How to Brew Puerh Tea

Puerh is a complex category of tea, but it shouldn't intimidate you. At the very basic it is leaves in water. Remember that simplicity as you explore.

There is no wrong way to brew tea. If you brew tea and you like it you are doing it right. There are however many different paths to take and some may suit your tea better than others. Experimentation is key.

How hot should I brew it?

Puerh is a very forgiving tea. It will do well in a range of temperatures. We nearly always recommend boiling water. Puerh likes it hot. You can start there and see how it varies against brewing the same tea at lower temperatures.

Grandpa Style

This is the simplest method of brewing tea that nearly everyone in China uses at some point. You take a mug, or a cup and add leaf and water at the same time. You don't strain it. You drink it as is. If a leaf gets in your mouth you can take it out. Because the leaf and water are in constant contact this means it will always be brewing. You should use less leaf to compensate for the increased concentration.

Tea bags

You can brew puerh tea in tea bags. Tea bags are not an optimal solution because they become cramped as the leaf opens up and don't allow full expansion of the leaf. It is however a very convenient method. You can purchase empty tea bags online. Break some leaf off of the cake/brick of tea and put it in the bag. Keep the water near boiling and dunk that teabag until it is as strong as you prefer.

Filter Style Brewing

This method requires a large teapot and a large filter basket. There are any number of fine options available online. You put a decent amount of leaf material in the brew basket and add boiling water. When it is steeped to your liking you remove the entire basket from the teapot and the teapot is ready to serve. Because of the large volume of teapots like this you will need to use an appropriate amount of leaf, or just steep longer.

Gongfu Style Brewing

Here's where things get fun. Brewing gongfu style is an excellent way to give a quality tea the attention it deserves. This brewing method does take time and requires attention, but the rewards are worth it. This is how we brew most every day here at Crimson Lotus Tea. You can brew gongfu style with teapots or gaiwans.
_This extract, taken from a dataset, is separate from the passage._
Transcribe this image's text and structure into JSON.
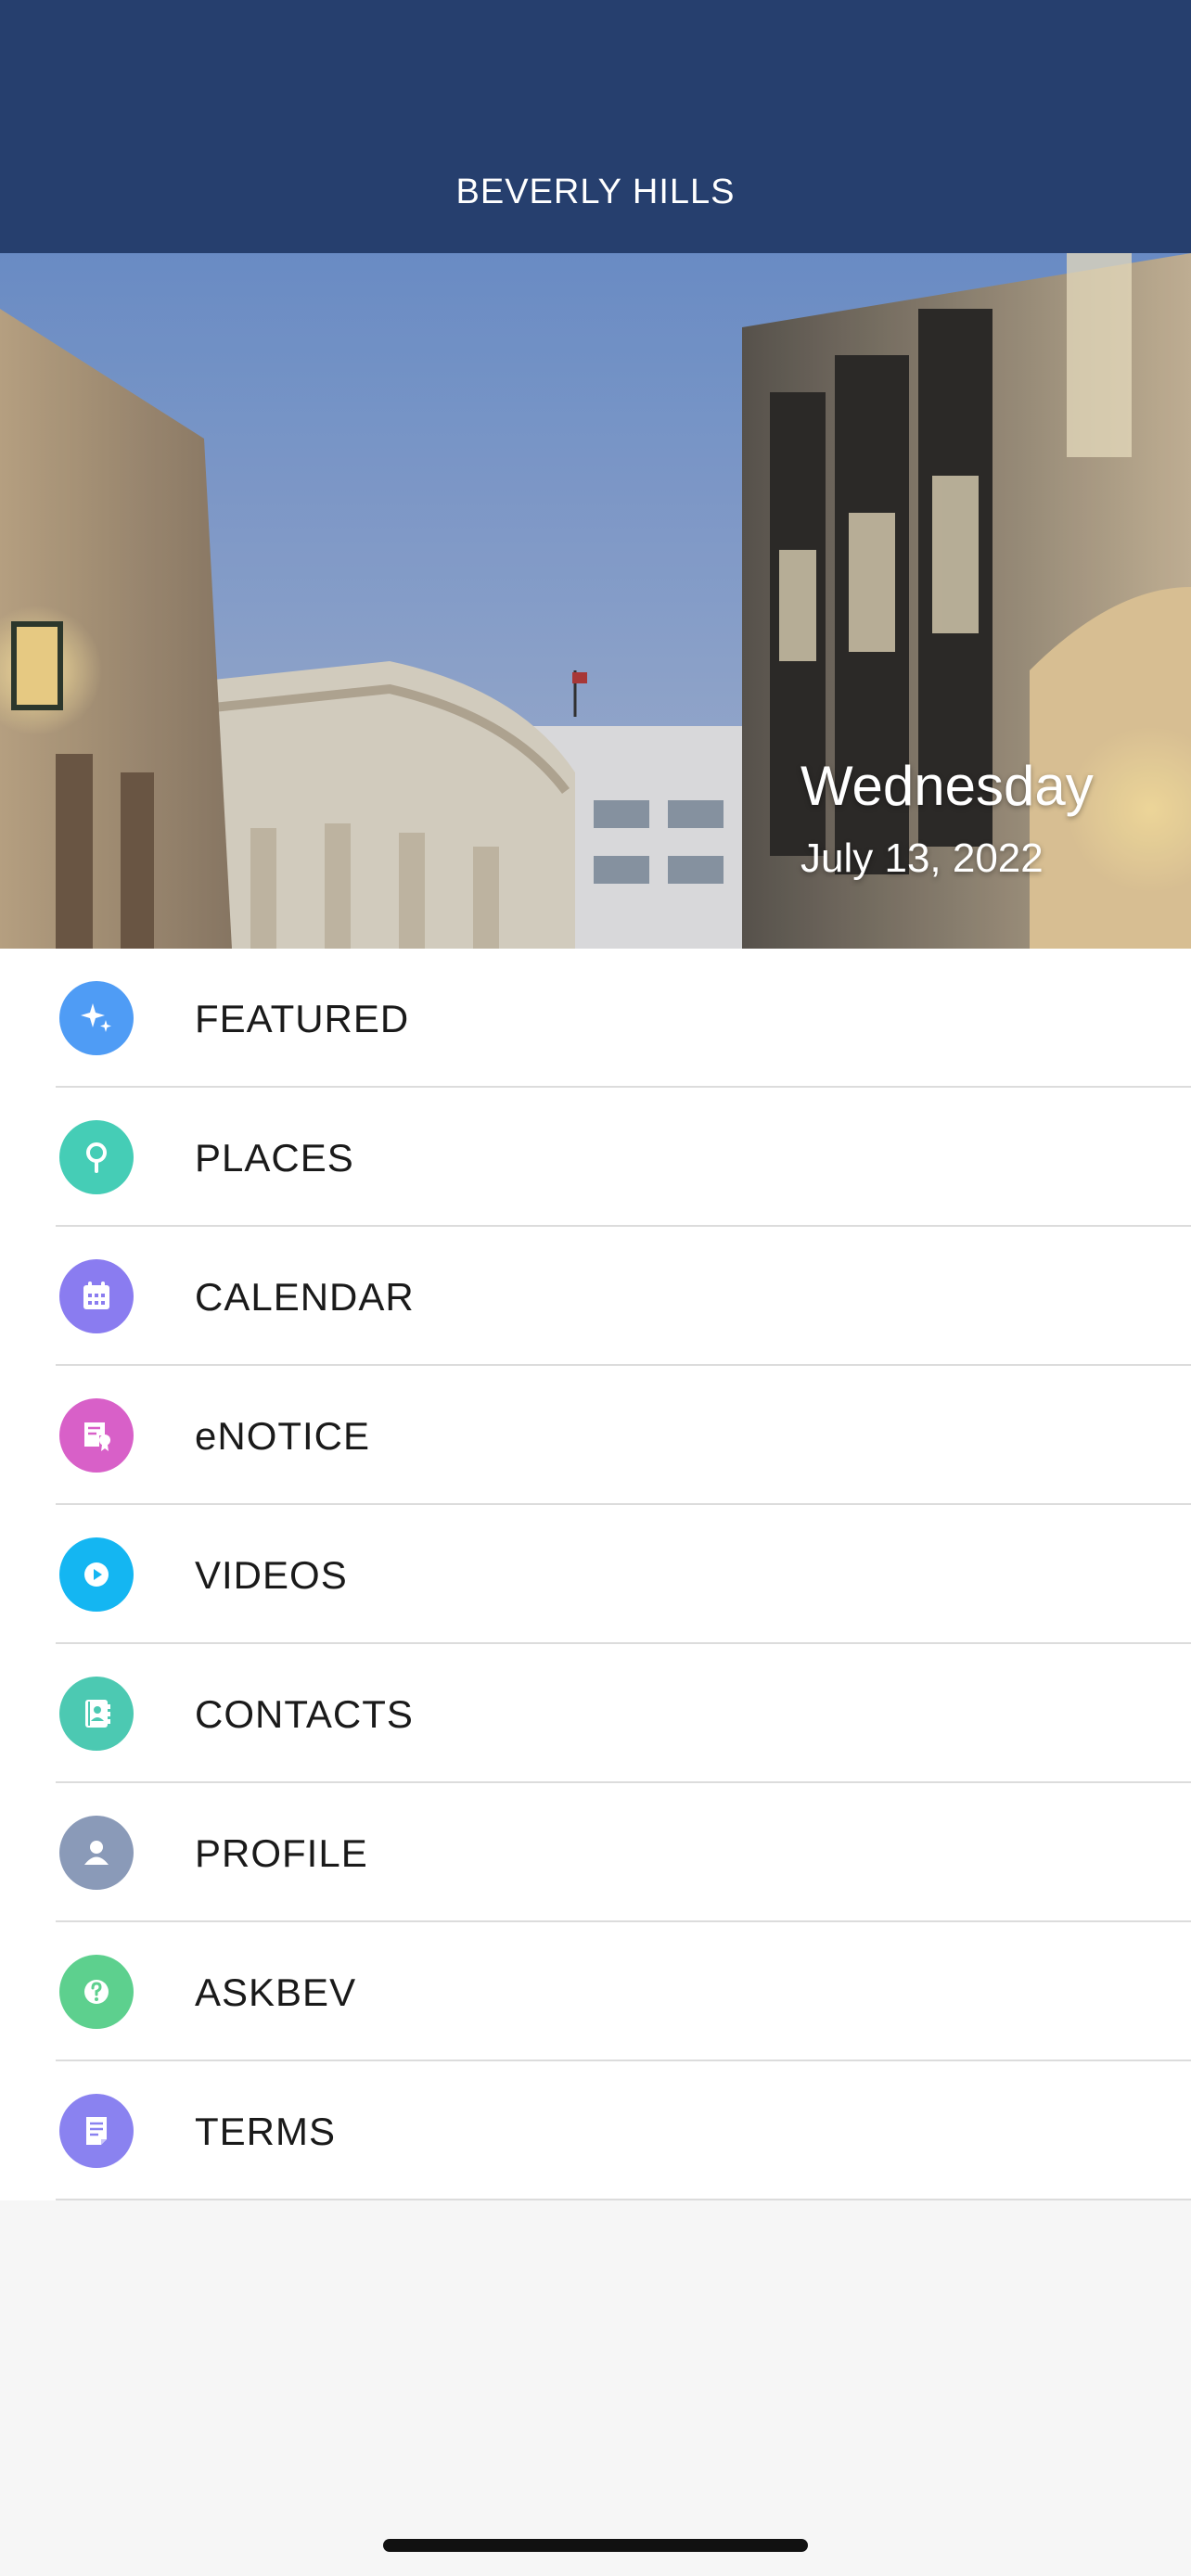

The basics of brewing gongfu style is that you work with a high leaf to water ratio and brew quickly in small brewing vessels. We recommend a 1:15 ratio. That means that for every 15 mililiters of liquid volume you would use 1 gram of leaf. You can experiment with this ratio. Some prefer 1:10 which is stronger or 1:20 which is less strong.

Break up the intended amount of leaf material and inspect it. Smell the leaves and appreciate the dry aroma. Warm your tea brewing vessel by adding boiling water and letting them get to temperature. Pour out the water and use it to wash your cups and utensils. Add the dry leaf to the vessel and cover it and wait. When you open the lid again the heat and moisture will present a new aroma experience. Smell this and note any differences from the dry aroma.

Puerh tea is nearly always compressed and a wash stage helps the leaves to open up and get ready for brewing. Traditionally the wash was discarded, but you can drink it if you so desire. Add boiling water over the leaves and allow it it sit for just a few seconds before pouring off. This is the wash. When you open the lid of the gaiwan or teapot there should be a new and enticing aroma similar to, but different than the dry and warm aromas. Take a moment to appreciate this.

Appreciating the tea is the fundamental goal of brewing tea gongfu style. Puerh is an especially complex tea and brewing gongfu style is a way to take tiny individual slices of a larger experience and analyze them. 

If you are brewing shou puerh it is recommended to do two quick washes. Sheng puerh needs just one. Your first steep should be between 6 and 10 seconds. That's all that you need. From there you can pour into small volume teacups that will cool quickly. Smell the tea and sip while slurping. 

Puerh is a generous tea and can be steeped many times. Most of our teas can be steeped more than 10 times. For each steeping vary the steeping times to your taste. The longer you steep the stronger the tea.

Journaling Tea

We keep a tea journal here at Crimson Lotus Tea and while we don't journal each tea we drink we often take notes of teas we analyzing. It's a good way to track your experiences and is an excellent record when you want to go back later and remember a special experience. We encourage you to do the same.